Baking with Coconut Flour

I first read about baking with coconut flour here.  I don't know about you, but I had never heard of coconut flour before, I wasn't even sure how coconut flour was even possible?  How does a coconut become flour, I wondered.  My google research informed me that the "flour" is actually made from ground coconut meat.  Hmm, interesting!

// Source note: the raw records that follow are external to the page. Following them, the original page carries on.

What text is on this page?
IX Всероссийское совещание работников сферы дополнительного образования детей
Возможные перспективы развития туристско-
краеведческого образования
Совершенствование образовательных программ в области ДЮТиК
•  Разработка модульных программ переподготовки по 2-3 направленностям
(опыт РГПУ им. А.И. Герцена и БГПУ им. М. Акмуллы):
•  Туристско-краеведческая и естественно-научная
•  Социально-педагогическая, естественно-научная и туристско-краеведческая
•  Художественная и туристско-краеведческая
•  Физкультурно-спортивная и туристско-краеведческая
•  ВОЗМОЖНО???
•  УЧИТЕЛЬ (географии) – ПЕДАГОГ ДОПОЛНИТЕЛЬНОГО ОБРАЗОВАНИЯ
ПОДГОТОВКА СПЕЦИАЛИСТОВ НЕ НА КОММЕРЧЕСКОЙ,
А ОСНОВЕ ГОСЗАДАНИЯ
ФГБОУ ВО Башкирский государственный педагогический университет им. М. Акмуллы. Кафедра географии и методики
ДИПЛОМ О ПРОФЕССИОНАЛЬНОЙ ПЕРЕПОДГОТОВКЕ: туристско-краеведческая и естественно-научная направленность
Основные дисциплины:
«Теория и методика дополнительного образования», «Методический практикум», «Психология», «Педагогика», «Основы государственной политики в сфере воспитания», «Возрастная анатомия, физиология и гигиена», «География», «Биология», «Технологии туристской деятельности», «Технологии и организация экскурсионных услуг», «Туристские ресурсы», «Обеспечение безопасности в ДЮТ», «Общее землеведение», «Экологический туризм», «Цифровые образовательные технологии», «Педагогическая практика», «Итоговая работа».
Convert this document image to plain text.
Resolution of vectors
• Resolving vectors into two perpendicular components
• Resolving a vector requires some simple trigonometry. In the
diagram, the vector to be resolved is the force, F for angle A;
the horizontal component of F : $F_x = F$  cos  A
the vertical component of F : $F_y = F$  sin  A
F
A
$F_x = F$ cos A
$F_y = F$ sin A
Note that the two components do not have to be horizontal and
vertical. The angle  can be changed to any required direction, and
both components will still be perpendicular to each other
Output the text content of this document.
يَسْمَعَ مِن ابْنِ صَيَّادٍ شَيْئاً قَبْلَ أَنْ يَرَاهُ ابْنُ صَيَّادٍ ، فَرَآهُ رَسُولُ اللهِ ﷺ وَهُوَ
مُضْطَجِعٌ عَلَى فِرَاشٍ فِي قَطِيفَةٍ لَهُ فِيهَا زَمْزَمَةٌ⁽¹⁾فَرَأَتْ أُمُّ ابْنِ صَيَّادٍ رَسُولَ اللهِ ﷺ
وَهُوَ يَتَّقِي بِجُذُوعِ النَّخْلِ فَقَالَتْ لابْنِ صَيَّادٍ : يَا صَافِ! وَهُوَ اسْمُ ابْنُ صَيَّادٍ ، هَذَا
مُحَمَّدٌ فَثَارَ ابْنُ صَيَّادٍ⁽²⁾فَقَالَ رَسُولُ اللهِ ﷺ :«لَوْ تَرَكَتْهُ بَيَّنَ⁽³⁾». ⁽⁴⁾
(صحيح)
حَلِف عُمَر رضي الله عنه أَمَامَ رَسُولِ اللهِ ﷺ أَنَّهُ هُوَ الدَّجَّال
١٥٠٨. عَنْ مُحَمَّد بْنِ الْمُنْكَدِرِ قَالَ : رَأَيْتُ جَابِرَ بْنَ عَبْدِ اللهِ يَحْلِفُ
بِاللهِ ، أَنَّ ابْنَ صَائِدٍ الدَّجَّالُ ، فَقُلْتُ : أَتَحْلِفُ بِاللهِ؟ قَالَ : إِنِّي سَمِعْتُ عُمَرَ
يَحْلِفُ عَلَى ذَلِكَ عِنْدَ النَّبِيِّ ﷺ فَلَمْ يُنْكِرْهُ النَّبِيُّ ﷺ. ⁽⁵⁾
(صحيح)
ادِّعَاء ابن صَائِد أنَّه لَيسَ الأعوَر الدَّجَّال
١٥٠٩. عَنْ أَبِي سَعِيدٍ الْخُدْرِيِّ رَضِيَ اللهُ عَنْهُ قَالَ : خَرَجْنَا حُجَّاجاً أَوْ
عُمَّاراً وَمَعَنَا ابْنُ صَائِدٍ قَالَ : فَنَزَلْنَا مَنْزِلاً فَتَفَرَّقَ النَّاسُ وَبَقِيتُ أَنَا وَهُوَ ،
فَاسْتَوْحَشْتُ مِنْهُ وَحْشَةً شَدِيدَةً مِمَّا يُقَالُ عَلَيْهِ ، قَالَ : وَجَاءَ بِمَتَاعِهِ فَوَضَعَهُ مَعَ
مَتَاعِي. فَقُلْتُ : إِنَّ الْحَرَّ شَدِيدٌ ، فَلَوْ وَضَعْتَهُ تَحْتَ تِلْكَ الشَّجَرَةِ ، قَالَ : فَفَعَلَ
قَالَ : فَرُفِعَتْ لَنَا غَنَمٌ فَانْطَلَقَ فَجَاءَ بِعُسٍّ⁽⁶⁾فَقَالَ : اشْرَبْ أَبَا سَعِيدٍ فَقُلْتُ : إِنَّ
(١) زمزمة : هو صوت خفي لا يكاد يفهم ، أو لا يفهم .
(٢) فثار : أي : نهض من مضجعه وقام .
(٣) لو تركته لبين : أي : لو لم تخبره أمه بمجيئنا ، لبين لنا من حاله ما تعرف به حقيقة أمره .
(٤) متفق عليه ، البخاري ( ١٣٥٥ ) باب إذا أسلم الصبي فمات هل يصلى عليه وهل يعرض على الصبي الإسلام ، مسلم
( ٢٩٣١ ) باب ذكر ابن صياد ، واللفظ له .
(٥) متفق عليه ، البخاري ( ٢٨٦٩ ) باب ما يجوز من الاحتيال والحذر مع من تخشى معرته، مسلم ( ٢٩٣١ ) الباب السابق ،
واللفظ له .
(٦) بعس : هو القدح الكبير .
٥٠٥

Long story short, I was intrigued to try this wonder ingredient out for myself.  I popped on over to my neighborhood Whole Foods and scooped up some bulk coconut flour, (which was surprisingly inexpensive).  I made the lemon-blueberry muffins from the initial blog post that piqued my interest.  The muffins were moist, albeit a bit dense, with an underlying nutty flavor. Overall, pretty good.  Don't mind my husband who turned up his nose at them upon the first mention of the word, "coconut." (Sigh).  One fact I did learn about coconut flour, is that the flour is incredibly dense, and somewhat clumpy, thus it requires significantly more liquid to balance out the texture (i.e. 6 eggs instead of 2).

While I'm not sure I'm a coconut flour convert quite yet, I would suggest to the curious baker out there that it's worth a try, especially for those who are gluten-sensitive.  In the mean time, I'm going to use my remaining flour to try out coconut flour banana nut bread.  I'll report back :)

Have you tried coconut flour?  If so, what are your favorite recipes?

4 comments

marni zarr said...

i used coconut oil in my banana bread recipe and loved it! will have to branch out and try the flour.

Chloe Moon said...

Coconut flour? Hmmm...never heard of it! I'll have to check it out! =)

Carol {Everyday Delights} said...

I've never heard of it until now either!

Sarah and Stewart said...

That Red Mill brand has tons of different types of flour, but this is the first I've heard of coconut!